End-to-End Models for the Analysis of System 1 and System 2 Interactions based on Eye-Tracking Data
- Alessandro Rossi, University of Siena, Siena, Italy
- Sara Ermini, DISPOC - Interaction Design Lab, University of Siena, Siena, Italy, Italy
- Dario Bernabini, University of Siena, Siena, Italy
- Dario Zanca, university of siena, Siena, Italy
- Marino Todisco, Università di Siena, Siena, Italy
- Alessandro Genovese, AIDILAB, Siena, Italy
- Antonio Rizzo, University of Siena, Siena, Italy
AbstractThe Stroop test evaluates the ability to inhibit cognitive interference. This interference occurs when the processing of one stimulus characteristic affects the simultaneous processing of another attribute of the same stimulus.

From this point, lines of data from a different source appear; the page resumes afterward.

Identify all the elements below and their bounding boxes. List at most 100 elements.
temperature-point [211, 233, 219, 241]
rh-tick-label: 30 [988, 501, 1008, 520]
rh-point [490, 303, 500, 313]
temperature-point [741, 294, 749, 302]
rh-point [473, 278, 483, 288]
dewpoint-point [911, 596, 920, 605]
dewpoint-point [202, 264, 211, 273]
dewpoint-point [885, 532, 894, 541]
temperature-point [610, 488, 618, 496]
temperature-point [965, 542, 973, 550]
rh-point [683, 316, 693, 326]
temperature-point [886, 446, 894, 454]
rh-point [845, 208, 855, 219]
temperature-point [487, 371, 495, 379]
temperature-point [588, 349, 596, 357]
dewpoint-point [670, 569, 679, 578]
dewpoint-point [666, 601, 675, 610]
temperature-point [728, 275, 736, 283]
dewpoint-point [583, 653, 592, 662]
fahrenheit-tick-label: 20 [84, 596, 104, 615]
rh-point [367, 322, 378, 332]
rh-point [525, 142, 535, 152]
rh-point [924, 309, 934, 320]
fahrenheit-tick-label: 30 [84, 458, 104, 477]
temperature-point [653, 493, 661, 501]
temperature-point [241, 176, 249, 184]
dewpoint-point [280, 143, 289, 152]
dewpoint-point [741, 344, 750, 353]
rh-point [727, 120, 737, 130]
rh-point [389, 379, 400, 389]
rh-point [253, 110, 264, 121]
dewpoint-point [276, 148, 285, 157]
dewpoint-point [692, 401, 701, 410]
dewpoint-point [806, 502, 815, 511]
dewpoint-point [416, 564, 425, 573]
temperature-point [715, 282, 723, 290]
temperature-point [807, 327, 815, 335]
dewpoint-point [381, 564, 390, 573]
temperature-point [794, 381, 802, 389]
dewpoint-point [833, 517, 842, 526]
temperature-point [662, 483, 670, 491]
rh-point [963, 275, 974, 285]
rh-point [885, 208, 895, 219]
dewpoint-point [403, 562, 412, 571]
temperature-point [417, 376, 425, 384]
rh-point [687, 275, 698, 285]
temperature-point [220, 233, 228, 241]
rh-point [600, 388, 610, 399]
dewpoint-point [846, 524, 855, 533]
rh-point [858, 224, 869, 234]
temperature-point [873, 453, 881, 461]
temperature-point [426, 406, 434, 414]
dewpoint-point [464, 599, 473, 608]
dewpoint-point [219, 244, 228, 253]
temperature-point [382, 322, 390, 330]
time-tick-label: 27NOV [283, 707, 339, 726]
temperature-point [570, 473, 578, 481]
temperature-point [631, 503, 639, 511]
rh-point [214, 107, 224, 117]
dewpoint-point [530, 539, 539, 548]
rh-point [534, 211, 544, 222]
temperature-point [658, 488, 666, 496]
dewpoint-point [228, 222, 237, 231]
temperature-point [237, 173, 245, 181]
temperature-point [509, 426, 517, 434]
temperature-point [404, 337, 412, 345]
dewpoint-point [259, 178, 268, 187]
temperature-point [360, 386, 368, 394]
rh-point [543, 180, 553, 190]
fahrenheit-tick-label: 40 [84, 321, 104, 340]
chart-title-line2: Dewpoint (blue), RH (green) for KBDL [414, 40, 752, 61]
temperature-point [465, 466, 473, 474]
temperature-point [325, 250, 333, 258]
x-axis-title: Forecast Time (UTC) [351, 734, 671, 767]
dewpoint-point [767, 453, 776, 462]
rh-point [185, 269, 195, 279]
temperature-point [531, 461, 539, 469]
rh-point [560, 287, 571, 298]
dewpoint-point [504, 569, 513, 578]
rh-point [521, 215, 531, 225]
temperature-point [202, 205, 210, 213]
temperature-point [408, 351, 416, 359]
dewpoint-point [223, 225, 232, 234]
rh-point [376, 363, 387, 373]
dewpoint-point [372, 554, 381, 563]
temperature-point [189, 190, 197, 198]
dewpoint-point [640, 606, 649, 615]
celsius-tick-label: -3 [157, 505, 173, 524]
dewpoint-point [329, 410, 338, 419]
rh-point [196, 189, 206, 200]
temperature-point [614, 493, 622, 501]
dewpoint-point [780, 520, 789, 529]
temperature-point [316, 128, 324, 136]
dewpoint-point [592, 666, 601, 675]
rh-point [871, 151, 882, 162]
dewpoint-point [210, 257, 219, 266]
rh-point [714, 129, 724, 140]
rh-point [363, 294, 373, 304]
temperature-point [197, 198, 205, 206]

Eye movements are an indicator of the individual attention load required for inhibiting cognitive interference. We used an eye tracker to collect eye movements data from more than 60 subjects each performing four different but similar tasks (some with cognitive interference and some without). After the extraction of features related to fixations, saccades and gaze trajectory, we trained different Machine Learning models to recognize tasks performed in the different conditions (i.e. with interference, without interference). The models achieved good classification performances when distinguishing between similar tasks performed with or without cognitive interference. This suggests the presence of characterizing patterns common among subjects, despite of the individual variability of visual behavior. The results open up interesting investigations.